The listener may need a gateway to the discussion, and that’s where the term "Missing Middle" is effective. Missing Middle offers a way to talk about providing walkable urban housing without increasing the height and perceived density of a city, suburb, or town. "I think missing middle housing has really caught on because it's a way for people to talk about how to keep their neighborhoods and make them better," says Karen Parolek, principle of Opticos Design, the firm that coined the phrase.
Without overwhelming the audience in detail, give a sense that solid theory, observation, and/or research back up what you are saying. That goal could be accomplished by telling the listener what they intuitively know, but haven’t thought about thoroughly. They know that walkable neighborhoods are often desirable, unique in character, and have stood the test of time. You can fill in the blanks for the audience as to why this is true.

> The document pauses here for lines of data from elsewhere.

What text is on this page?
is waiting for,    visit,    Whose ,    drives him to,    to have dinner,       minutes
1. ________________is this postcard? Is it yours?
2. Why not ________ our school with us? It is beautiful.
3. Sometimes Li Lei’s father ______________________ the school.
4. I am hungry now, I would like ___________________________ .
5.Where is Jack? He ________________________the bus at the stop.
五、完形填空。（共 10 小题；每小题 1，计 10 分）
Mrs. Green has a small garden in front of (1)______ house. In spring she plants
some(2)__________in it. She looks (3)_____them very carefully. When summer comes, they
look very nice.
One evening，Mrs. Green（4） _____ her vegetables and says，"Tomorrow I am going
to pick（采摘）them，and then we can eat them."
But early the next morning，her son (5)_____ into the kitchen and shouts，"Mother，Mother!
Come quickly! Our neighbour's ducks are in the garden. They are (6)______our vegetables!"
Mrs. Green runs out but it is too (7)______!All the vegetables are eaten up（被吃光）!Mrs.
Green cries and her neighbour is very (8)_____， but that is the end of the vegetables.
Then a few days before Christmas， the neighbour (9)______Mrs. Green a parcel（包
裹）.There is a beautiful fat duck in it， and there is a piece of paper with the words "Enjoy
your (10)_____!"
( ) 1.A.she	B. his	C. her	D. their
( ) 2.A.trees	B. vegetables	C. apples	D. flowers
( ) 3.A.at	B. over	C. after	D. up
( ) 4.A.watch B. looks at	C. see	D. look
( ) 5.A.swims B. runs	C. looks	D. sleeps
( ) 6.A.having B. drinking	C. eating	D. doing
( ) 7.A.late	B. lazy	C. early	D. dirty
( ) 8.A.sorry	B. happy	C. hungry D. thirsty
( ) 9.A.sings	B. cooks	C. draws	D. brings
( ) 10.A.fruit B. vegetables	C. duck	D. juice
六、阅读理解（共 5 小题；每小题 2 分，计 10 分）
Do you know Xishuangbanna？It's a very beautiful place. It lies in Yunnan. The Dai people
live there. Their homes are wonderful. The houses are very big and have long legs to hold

For some audiences, particularly elected and other public officials, highlighting economic benefits is helpful. When you do the math, the advantages of mixed-use urbanism are obvious, says Joe Minicozzi, who uses economic data to visualize the impact of policy on community design. The advantages to people in terms of health, safety, and welfare are also paramount. For example, an $11.5 million redo of a main street in Lancaster, California, generated $282 million in economic activity and cut injury crashes in half.
Brilliant communicators of the New Urbanism know how to get beyond rational arguments to the emotions that motivate people. Former mayor Joe Riley, who held office in Charleston, South Carolina, for 40 years, could lay claim to being the most successful urbanist politician in modern US history. While Riley pays attention to the smallest urban details, his message focuses on opportunity and on letting everyone know that he cares about them. He's a master storyteller who makes the audience feel how the built environment helps or hurts specific individuals.
For Mayor Riley or the rest of us, communicating the New Urbanism can’t be reduced to a formula—it is as personal as the speaker and the audience. Walkable neighborhoods have been around long before anyone living today was born, and they will be here long after we are gone. We can help people to understand how this form matters by reaching out with language that is clear and focused on what is important to the audience.